Asthma Therapies on Pulmonary Tuberculosis Pneumonia in Predominant Bronchiectasis–Asthma Combination

Background: It is sometimes difficult to distinguish between asthma and bronchiectasis as their symptoms overlap, and these two diseases are associated with pulmonary tuberculosis (PTB) or pneumonia. Objective: The purpose of this study is to determine the effects of bronchodilator drugs, steroids, antidepressants drugs, and antianxiety drugs on the risks of PTB or pneumonia in patients with bronchiectasis–asthma combination or bronchiectasis–asthma–chronic obstructive pulmonary disease combination—BCAS cohort. Methods: After propensity score matching, we retrospectively studied patients with BCAS (N = 620) and without BCAS (N = 2,314) through an analysis. The cumulative incidence of PTB or pneumonia was analyzed through Cox proportional regression. After adjustment for sex, age, comorbidities, and medications [including long-acting beta2 agonist/muscarinic antagonists (LABAs/LAMAs), short-acting beta2 agonist/muscarinic antagonists (SABAs/SAMAs), leukotriene receptor antagonist, montelukast, steroids (inhaled corticosteroids, ICSs; oral steroids, OSs), anti-depressants (fluoxetine), and anti-anxiety drugs (benzodiazepines, BZDs)], we calculated the adjusted hazard ratios (aHR) and their 95% confidence intervals (95% CI) for these risks.
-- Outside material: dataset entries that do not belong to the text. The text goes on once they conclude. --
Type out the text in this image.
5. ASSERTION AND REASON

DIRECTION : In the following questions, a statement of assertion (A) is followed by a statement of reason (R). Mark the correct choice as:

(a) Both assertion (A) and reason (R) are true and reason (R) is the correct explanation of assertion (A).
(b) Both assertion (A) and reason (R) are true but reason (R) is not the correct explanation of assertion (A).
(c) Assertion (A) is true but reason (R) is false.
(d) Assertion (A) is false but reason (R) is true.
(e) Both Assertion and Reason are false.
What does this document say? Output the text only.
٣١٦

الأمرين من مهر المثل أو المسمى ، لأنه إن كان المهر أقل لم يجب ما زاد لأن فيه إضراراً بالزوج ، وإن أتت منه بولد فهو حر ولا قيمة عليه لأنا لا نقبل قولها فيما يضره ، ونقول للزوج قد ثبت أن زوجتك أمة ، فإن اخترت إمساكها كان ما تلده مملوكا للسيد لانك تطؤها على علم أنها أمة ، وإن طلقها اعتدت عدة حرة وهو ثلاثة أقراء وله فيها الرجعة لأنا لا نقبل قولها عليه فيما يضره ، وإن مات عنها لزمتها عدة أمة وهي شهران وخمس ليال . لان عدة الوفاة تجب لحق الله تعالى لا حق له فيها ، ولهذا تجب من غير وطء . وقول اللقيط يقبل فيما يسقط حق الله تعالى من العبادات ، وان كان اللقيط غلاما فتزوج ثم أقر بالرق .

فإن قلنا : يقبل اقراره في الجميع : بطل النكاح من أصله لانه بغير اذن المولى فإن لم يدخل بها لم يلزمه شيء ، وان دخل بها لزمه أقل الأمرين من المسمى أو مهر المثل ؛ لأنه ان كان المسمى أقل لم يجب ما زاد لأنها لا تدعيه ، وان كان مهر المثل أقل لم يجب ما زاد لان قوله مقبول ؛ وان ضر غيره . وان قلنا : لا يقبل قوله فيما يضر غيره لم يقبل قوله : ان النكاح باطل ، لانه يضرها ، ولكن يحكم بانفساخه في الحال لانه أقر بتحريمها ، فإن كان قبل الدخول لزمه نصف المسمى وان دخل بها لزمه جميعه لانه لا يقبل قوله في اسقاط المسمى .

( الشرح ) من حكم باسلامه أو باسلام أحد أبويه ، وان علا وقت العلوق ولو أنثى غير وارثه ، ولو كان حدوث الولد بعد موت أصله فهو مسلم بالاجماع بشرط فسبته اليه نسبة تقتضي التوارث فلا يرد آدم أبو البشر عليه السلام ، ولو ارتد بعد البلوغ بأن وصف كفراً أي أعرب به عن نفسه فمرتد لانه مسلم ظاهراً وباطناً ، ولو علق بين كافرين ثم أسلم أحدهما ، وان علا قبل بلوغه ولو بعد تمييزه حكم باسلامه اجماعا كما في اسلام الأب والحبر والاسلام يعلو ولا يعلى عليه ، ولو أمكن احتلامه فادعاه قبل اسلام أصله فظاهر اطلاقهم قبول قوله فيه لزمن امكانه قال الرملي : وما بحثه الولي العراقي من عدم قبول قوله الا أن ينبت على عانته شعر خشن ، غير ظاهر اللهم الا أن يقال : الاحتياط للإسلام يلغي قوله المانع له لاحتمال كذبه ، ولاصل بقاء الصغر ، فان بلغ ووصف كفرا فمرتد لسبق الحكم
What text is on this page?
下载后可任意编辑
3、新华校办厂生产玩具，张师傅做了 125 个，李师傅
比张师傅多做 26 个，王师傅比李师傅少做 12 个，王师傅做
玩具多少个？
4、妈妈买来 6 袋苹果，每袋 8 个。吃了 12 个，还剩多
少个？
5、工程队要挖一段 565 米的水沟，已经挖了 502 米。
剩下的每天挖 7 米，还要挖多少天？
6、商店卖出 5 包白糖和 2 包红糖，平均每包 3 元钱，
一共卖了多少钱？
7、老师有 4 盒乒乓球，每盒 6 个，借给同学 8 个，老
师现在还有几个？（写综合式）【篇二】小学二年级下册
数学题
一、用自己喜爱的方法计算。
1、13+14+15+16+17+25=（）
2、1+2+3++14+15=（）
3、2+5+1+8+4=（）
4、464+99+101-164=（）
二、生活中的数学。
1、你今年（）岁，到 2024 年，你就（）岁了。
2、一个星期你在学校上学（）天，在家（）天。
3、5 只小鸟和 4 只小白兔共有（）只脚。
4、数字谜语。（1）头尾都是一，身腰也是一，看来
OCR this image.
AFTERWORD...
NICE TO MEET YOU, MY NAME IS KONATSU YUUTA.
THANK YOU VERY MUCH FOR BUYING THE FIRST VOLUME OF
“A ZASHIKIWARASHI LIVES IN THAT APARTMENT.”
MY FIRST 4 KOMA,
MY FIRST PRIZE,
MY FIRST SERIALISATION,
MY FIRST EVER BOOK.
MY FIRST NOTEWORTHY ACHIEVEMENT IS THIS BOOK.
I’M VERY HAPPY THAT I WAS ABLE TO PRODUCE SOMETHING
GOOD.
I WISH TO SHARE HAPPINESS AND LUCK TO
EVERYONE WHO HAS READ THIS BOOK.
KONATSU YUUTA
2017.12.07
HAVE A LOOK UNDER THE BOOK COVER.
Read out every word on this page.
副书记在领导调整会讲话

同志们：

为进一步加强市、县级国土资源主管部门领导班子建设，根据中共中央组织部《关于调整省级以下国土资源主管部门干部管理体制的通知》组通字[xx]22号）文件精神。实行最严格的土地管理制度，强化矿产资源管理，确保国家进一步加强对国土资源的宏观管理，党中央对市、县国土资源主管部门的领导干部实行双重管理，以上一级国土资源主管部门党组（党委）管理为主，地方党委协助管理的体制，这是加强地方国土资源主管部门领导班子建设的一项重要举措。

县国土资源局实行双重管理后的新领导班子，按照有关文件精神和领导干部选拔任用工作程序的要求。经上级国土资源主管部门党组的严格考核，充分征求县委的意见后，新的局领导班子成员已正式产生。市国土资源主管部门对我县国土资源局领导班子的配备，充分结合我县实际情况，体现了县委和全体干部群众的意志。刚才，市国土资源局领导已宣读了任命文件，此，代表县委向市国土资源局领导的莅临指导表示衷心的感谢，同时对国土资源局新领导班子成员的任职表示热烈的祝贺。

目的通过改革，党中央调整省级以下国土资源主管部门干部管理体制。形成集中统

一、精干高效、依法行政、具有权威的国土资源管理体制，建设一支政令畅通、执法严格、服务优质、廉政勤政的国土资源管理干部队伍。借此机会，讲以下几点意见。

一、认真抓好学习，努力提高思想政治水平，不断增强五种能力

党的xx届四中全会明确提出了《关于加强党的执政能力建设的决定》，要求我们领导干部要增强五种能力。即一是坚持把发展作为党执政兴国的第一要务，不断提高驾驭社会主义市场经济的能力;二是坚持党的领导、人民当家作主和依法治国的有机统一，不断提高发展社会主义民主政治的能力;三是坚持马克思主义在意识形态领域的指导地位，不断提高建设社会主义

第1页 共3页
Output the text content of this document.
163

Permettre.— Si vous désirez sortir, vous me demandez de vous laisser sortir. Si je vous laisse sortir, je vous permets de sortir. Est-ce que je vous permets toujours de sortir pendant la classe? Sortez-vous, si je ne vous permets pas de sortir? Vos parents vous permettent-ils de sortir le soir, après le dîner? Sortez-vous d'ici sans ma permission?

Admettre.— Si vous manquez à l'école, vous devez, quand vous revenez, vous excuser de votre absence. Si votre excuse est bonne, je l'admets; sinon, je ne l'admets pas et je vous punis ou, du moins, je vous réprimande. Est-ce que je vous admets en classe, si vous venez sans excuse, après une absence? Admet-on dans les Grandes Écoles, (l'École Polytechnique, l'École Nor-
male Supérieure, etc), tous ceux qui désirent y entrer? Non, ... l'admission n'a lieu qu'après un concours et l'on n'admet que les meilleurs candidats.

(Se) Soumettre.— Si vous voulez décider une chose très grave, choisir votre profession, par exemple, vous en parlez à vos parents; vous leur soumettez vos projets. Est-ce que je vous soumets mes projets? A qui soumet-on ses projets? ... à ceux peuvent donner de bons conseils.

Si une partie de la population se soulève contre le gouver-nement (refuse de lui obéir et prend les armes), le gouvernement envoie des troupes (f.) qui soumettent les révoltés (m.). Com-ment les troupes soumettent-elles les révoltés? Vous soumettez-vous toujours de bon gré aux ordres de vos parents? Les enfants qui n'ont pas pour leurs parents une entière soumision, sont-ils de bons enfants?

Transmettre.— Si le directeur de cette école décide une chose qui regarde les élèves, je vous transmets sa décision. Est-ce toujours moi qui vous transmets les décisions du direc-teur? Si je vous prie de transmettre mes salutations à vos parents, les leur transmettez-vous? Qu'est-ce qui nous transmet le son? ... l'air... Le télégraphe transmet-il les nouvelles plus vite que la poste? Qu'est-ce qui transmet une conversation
Similar to OSs, ICSs are associated with an increased risk of PTB or pneumonia, lumping these two as steroids (ICSs/OSs). Results: For the aHR (95% CI), with non-LABAs/non-OSs as the reference 1, the use of LABAs [0.70 (0.52–0.94)]/OSs [0.35 (0.29–0.44)] was associated with a lower risk of PTB or pneumonia. However, the current use of LABAs [2.39 (1.31–4.34)]/SABAs [1.61 (1.31–1.96)], steroids [ICSs 3.23 (1.96–5.29)]/OSs 1.76 (1.45–2.14)], and BZDs [alprazolam 1.73 (1.08–2.75)/fludiazepam 7.48 (1.93–28.9)] was associated with these risks. The current use of LAMAs [0.52 (0.14–1.84)]/SAMAs [1.45 (0.99–2.11)] was not associated with these risks. Conclusion: The current use of LAMAs/SAMAs is relatively safe with respect to PTB or pneumonia risks, but LABAs/SABAs, steroids, and BZDs could be used after evaluation of the benefit for the BCAS cohort. However, we must take the possible protopathic bias into account.